After talking to customers and some well-connected people, Stuga has come to the conclusion that the PVCU window industry is very likely to be around 10% to 15% down in money terms, and 15% to 20% down in volume terms by the end of 2017.
A significant slowdown but not a disaster, and following a very good year in 2016 it isn’t perhaps as bad as it seems.
Indications are that it may now be improving in many sectors. We have also noted other reports in the trade media showing the same kind of pattern. There are clearly sectors and individual companies within the industry that fly against these trends, and some of these will be taking market share from others in their sector.

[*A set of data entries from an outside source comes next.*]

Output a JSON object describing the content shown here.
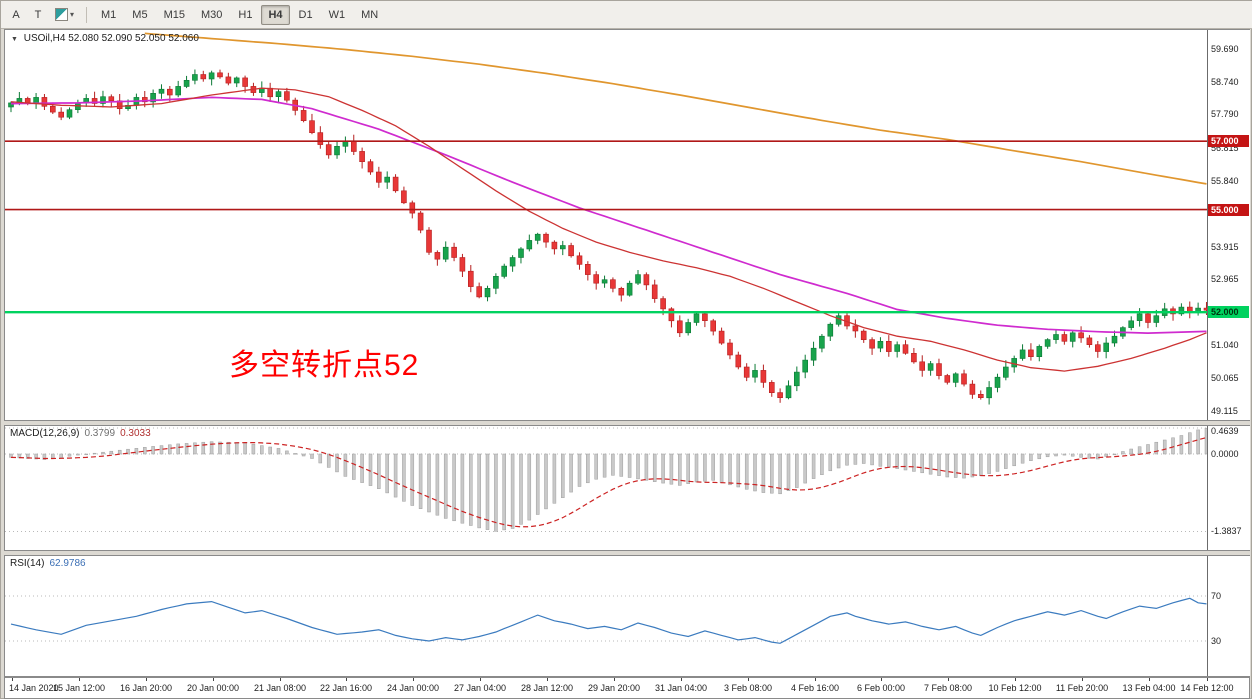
{
  "window": {
    "background": "#dcd9d2"
  },
  "toolbar": {
    "left_buttons": [
      {
        "label": "A"
      },
      {
        "label": "T"
      }
    ],
    "colors_dropdown_caret": "▾",
    "timeframes": [
      "M1",
      "M5",
      "M15",
      "M30",
      "H1",
      "H4",
      "D1",
      "W1",
      "MN"
    ],
    "active_timeframe": "H4"
  },
  "main_chart": {
    "dropdown_icon": "▼",
    "symbol_period": "USOil,H4",
    "quote_open": "52.080",
    "quote_high": "52.090",
    "quote_low": "52.050",
    "quote_close": "52.060",
    "annotation": {
      "text": "多空转折点52",
      "color": "#ff0000"
    },
    "levels": [
      {
        "value": 57.0,
        "label": "57.000",
        "line_color": "#b01818",
        "tag_bg": "#c41414",
        "tag_fg": "#ffffff"
      },
      {
        "value": 55.0,
        "label": "55.000",
        "line_color": "#b01818",
        "tag_bg": "#c41414",
        "tag_fg": "#ffffff"
      },
      {
        "value": 52.0,
        "label": "52.000",
        "line_color": "#00d25f",
        "tag_bg": "#00d25f",
        "tag_fg": "#00320f"
      }
    ],
    "y_axis_labels": [
      59.69,
      58.74,
      57.79,
      56.815,
      55.84,
      53.915,
      52.965,
      51.04,
      50.065,
      49.115
    ]
  },
  "macd_panel": {
    "title": "MACD(12,26,9)",
    "value_main": "0.3799",
    "value_signal": "0.3033",
    "axis_labels": [
      {
        "value": 0.4639,
        "label": "0.4639"
      },
      {
        "value": 0,
        "label": "0.0000"
      },
      {
        "value": -1.3837,
        "label": "-1.3837"
      }
    ]
  },
  "rsi_panel": {
    "title": "RSI(14)",
    "value": "62.9786",
    "levels": [
      70,
      30
    ],
    "axis_labels": [
      {
        "value": 70,
        "label": "70"
      },
      {
        "value": 30,
        "label": "30"
      }
    ]
  },
  "time_axis": {
    "labels": [
      "14 Jan 2020",
      "15 Jan 12:00",
      "16 Jan 20:00",
      "20 Jan 00:00",
      "21 Jan 08:00",
      "22 Jan 16:00",
      "24 Jan 00:00",
      "27 Jan 04:00",
      "28 Jan 12:00",
      "29 Jan 20:00",
      "31 Jan 04:00",
      "3 Feb 08:00",
      "4 Feb 16:00",
      "6 Feb 00:00",
      "7 Feb 08:00",
      "10 Feb 12:00",
      "11 Feb 20:00",
      "13 Feb 04:00",
      "14 Feb 12:00"
    ]
  },
  "chart_data": {
    "type": "candlestick",
    "symbol": "USOil",
    "timeframe": "H4",
    "bars": 144,
    "current_ohlc": {
      "open": 52.08,
      "high": 52.09,
      "low": 52.05,
      "close": 52.06
    },
    "price_axis": {
      "visible_min": 48.85,
      "visible_max": 60.25
    },
    "horizontal_levels": [
      57.0,
      55.0,
      52.0
    ],
    "candles": {
      "first_open": 58.0,
      "closes": [
        58.12,
        58.25,
        58.1,
        58.28,
        58.02,
        57.85,
        57.7,
        57.92,
        58.12,
        58.25,
        58.1,
        58.3,
        58.18,
        57.95,
        58.05,
        58.28,
        58.15,
        58.4,
        58.52,
        58.35,
        58.6,
        58.78,
        58.95,
        58.82,
        59.0,
        58.88,
        58.7,
        58.85,
        58.6,
        58.42,
        58.55,
        58.3,
        58.45,
        58.2,
        57.9,
        57.6,
        57.25,
        56.9,
        56.6,
        56.85,
        57.0,
        56.7,
        56.4,
        56.1,
        55.8,
        55.95,
        55.55,
        55.2,
        54.9,
        54.4,
        53.75,
        53.55,
        53.9,
        53.6,
        53.2,
        52.75,
        52.45,
        52.7,
        53.05,
        53.35,
        53.6,
        53.85,
        54.1,
        54.28,
        54.05,
        53.85,
        53.95,
        53.65,
        53.4,
        53.1,
        52.85,
        52.95,
        52.7,
        52.5,
        52.85,
        53.1,
        52.8,
        52.4,
        52.1,
        51.75,
        51.4,
        51.7,
        51.95,
        51.75,
        51.45,
        51.1,
        50.75,
        50.4,
        50.1,
        50.3,
        49.95,
        49.65,
        49.5,
        49.85,
        50.25,
        50.6,
        50.95,
        51.3,
        51.65,
        51.9,
        51.6,
        51.45,
        51.2,
        50.95,
        51.15,
        50.85,
        51.05,
        50.8,
        50.55,
        50.3,
        50.5,
        50.15,
        49.95,
        50.2,
        49.9,
        49.6,
        49.5,
        49.8,
        50.1,
        50.4,
        50.65,
        50.9,
        50.7,
        51.0,
        51.2,
        51.35,
        51.15,
        51.4,
        51.25,
        51.05,
        50.85,
        51.1,
        51.3,
        51.55,
        51.75,
        51.95,
        51.7,
        51.9,
        52.1,
        51.95,
        52.15,
        52.0,
        52.12,
        52.06
      ]
    },
    "overlays": {
      "ma_slow_orange": {
        "color": "#e0962e",
        "points": [
          [
            16,
            60.15
          ],
          [
            24,
            60.0
          ],
          [
            32,
            59.85
          ],
          [
            40,
            59.68
          ],
          [
            48,
            59.48
          ],
          [
            56,
            59.25
          ],
          [
            64,
            58.98
          ],
          [
            72,
            58.68
          ],
          [
            80,
            58.35
          ],
          [
            88,
            58.0
          ],
          [
            96,
            57.65
          ],
          [
            104,
            57.32
          ],
          [
            112,
            57.05
          ],
          [
            120,
            56.72
          ],
          [
            128,
            56.4
          ],
          [
            136,
            56.05
          ],
          [
            143,
            55.75
          ]
        ]
      },
      "ma_mid_magenta": {
        "color": "#cf2bcf",
        "points": [
          [
            0,
            58.1
          ],
          [
            8,
            58.12
          ],
          [
            16,
            58.18
          ],
          [
            24,
            58.28
          ],
          [
            30,
            58.22
          ],
          [
            36,
            57.95
          ],
          [
            44,
            57.35
          ],
          [
            52,
            56.6
          ],
          [
            60,
            55.8
          ],
          [
            68,
            55.05
          ],
          [
            76,
            54.4
          ],
          [
            84,
            53.75
          ],
          [
            92,
            53.1
          ],
          [
            100,
            52.55
          ],
          [
            106,
            52.08
          ],
          [
            112,
            51.82
          ],
          [
            118,
            51.62
          ],
          [
            124,
            51.5
          ],
          [
            130,
            51.43
          ],
          [
            136,
            51.39
          ],
          [
            143,
            51.44
          ]
        ]
      },
      "ma_fast_red": {
        "color": "#cc3333",
        "points": [
          [
            0,
            58.15
          ],
          [
            6,
            58.05
          ],
          [
            12,
            58.0
          ],
          [
            18,
            58.1
          ],
          [
            24,
            58.35
          ],
          [
            30,
            58.55
          ],
          [
            34,
            58.5
          ],
          [
            38,
            58.3
          ],
          [
            42,
            57.9
          ],
          [
            46,
            57.45
          ],
          [
            50,
            56.85
          ],
          [
            54,
            56.2
          ],
          [
            58,
            55.55
          ],
          [
            62,
            54.95
          ],
          [
            66,
            54.45
          ],
          [
            70,
            54.05
          ],
          [
            74,
            53.75
          ],
          [
            78,
            53.5
          ],
          [
            82,
            53.3
          ],
          [
            86,
            53.05
          ],
          [
            90,
            52.7
          ],
          [
            94,
            52.3
          ],
          [
            98,
            51.9
          ],
          [
            102,
            51.55
          ],
          [
            106,
            51.3
          ],
          [
            110,
            51.15
          ],
          [
            114,
            50.9
          ],
          [
            118,
            50.6
          ],
          [
            122,
            50.38
          ],
          [
            126,
            50.28
          ],
          [
            130,
            50.42
          ],
          [
            134,
            50.65
          ],
          [
            138,
            50.95
          ],
          [
            141,
            51.2
          ],
          [
            143,
            51.4
          ]
        ]
      }
    },
    "macd": {
      "histogram_color": "#c9c9c9",
      "signal_color": "#cc2222",
      "current_values": [
        0.3799,
        0.3033
      ],
      "control_points": [
        [
          0,
          -0.06
        ],
        [
          4,
          -0.1
        ],
        [
          8,
          -0.02
        ],
        [
          12,
          0.05
        ],
        [
          16,
          0.12
        ],
        [
          20,
          0.18
        ],
        [
          24,
          0.22
        ],
        [
          28,
          0.2
        ],
        [
          32,
          0.1
        ],
        [
          36,
          -0.08
        ],
        [
          40,
          -0.4
        ],
        [
          44,
          -0.62
        ],
        [
          48,
          -0.92
        ],
        [
          52,
          -1.15
        ],
        [
          56,
          -1.32
        ],
        [
          58,
          -1.38
        ],
        [
          60,
          -1.33
        ],
        [
          62,
          -1.18
        ],
        [
          64,
          -0.98
        ],
        [
          66,
          -0.78
        ],
        [
          68,
          -0.58
        ],
        [
          70,
          -0.45
        ],
        [
          72,
          -0.38
        ],
        [
          74,
          -0.42
        ],
        [
          76,
          -0.47
        ],
        [
          78,
          -0.52
        ],
        [
          80,
          -0.56
        ],
        [
          82,
          -0.5
        ],
        [
          84,
          -0.47
        ],
        [
          86,
          -0.55
        ],
        [
          88,
          -0.63
        ],
        [
          90,
          -0.69
        ],
        [
          92,
          -0.71
        ],
        [
          94,
          -0.6
        ],
        [
          96,
          -0.44
        ],
        [
          98,
          -0.3
        ],
        [
          100,
          -0.2
        ],
        [
          102,
          -0.17
        ],
        [
          104,
          -0.22
        ],
        [
          106,
          -0.26
        ],
        [
          108,
          -0.31
        ],
        [
          110,
          -0.36
        ],
        [
          112,
          -0.41
        ],
        [
          114,
          -0.43
        ],
        [
          116,
          -0.39
        ],
        [
          118,
          -0.31
        ],
        [
          120,
          -0.21
        ],
        [
          122,
          -0.12
        ],
        [
          124,
          -0.05
        ],
        [
          126,
          -0.02
        ],
        [
          128,
          -0.06
        ],
        [
          130,
          -0.09
        ],
        [
          132,
          0.0
        ],
        [
          134,
          0.09
        ],
        [
          136,
          0.17
        ],
        [
          138,
          0.25
        ],
        [
          140,
          0.33
        ],
        [
          142,
          0.43
        ],
        [
          143,
          0.46
        ]
      ]
    },
    "rsi": {
      "line_color": "#3b7bbf",
      "current_value": 62.9786,
      "control_points": [
        [
          0,
          45
        ],
        [
          3,
          40
        ],
        [
          6,
          36
        ],
        [
          9,
          44
        ],
        [
          12,
          48
        ],
        [
          15,
          52
        ],
        [
          18,
          58
        ],
        [
          21,
          63
        ],
        [
          24,
          65
        ],
        [
          26,
          60
        ],
        [
          28,
          55
        ],
        [
          30,
          57
        ],
        [
          33,
          50
        ],
        [
          36,
          42
        ],
        [
          39,
          36
        ],
        [
          42,
          38
        ],
        [
          44,
          40
        ],
        [
          46,
          35
        ],
        [
          48,
          32
        ],
        [
          50,
          30
        ],
        [
          52,
          33
        ],
        [
          54,
          31
        ],
        [
          56,
          34
        ],
        [
          58,
          38
        ],
        [
          60,
          44
        ],
        [
          62,
          50
        ],
        [
          63,
          53
        ],
        [
          65,
          48
        ],
        [
          67,
          45
        ],
        [
          69,
          41
        ],
        [
          71,
          43
        ],
        [
          73,
          40
        ],
        [
          75,
          46
        ],
        [
          77,
          42
        ],
        [
          79,
          37
        ],
        [
          81,
          34
        ],
        [
          83,
          39
        ],
        [
          85,
          35
        ],
        [
          87,
          31
        ],
        [
          89,
          33
        ],
        [
          91,
          29
        ],
        [
          92,
          28
        ],
        [
          94,
          36
        ],
        [
          96,
          44
        ],
        [
          98,
          52
        ],
        [
          100,
          55
        ],
        [
          101,
          52
        ],
        [
          103,
          48
        ],
        [
          105,
          45
        ],
        [
          107,
          47
        ],
        [
          109,
          43
        ],
        [
          111,
          40
        ],
        [
          113,
          43
        ],
        [
          115,
          37
        ],
        [
          116,
          35
        ],
        [
          118,
          42
        ],
        [
          120,
          48
        ],
        [
          122,
          52
        ],
        [
          124,
          56
        ],
        [
          126,
          53
        ],
        [
          128,
          57
        ],
        [
          130,
          52
        ],
        [
          131,
          50
        ],
        [
          133,
          56
        ],
        [
          135,
          61
        ],
        [
          137,
          59
        ],
        [
          139,
          64
        ],
        [
          140,
          66
        ],
        [
          141,
          68
        ],
        [
          142,
          64
        ],
        [
          143,
          63
        ]
      ]
    }
  }
}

One factor that appears clear is that much of the PVCU window and door industry is consolidating with large organisations forming out of takeovers and amalgamations. This is particularly so for fabrication, and 2017 sees the continuation of this trend in particular with regards to the Customade/Polyframe Group, and Roy Frost’s new group of GJB and Lister Trade Frames on a slightly smaller scale.
This moves away from the old idea of ‘super fabricators’ that clearly has not worked to date.
Glass and extrusion related industries have consolidated considerably over recent years and it was inevitable that PVCU window and door fabrication would follow. Keeping efficient local manufacture and distribution seems to work well for PVCU windows and doors. On the other hand, the creation of trade counters provides some bigger manufacturers a route to the more far flung areas of the market. It is going to interesting to see how this route to market might disrupt the local manufacturing centres model.
When investment is considered, one thought is to hold off buying equipment due to uncertainties but the other side of the coin suggests that PVCU fabrication is possibly into the survival of the fittest, meaning investing is vital for some that haven’t done enough or haven’t kept up with the times.
It is a strange situation when it can be seen that there is too much capacity in fabrication and yet more seems to be created by further purchases. In fact, quite a lot of investment that is happening or needed is to replace obsolescent or worn out equipment, which is slowly but surely dragging efficiency down for some fabricators that need to be able to fight to keep their market share.
Stuga manufactures sawing and machining centres, which were originally expected to have a life in the span of 10-15 years, but some are now much older, meaning Stuga is nursing some machines along for owners who, for whatever reason, haven’t changed them. These fabricators are not only missing out on the benefits of newer more accurate models with leading edge technology but there are inevitably more breakdowns on machines that are heading towards 20 years old.
It has been particularly noticeable in the last two to three years that successful Stuga fabricators are choosing top of the range machines where they have the volumes to justify them. The fabricators purchasing these new machines have clearly had the vison to reinvest and been planning considerable capital investment on an ongoing basis, which is why they are at the top of their game.
Stuga also has to constantly update customers regarding the latest technology so they are aware the company has been constantly improving machines with the latest leading edge technology ensuring the fabricator isn’t comparing old Stuga technology with a competitor’s latest technology. This is a constant task for Stuga staff and technicians.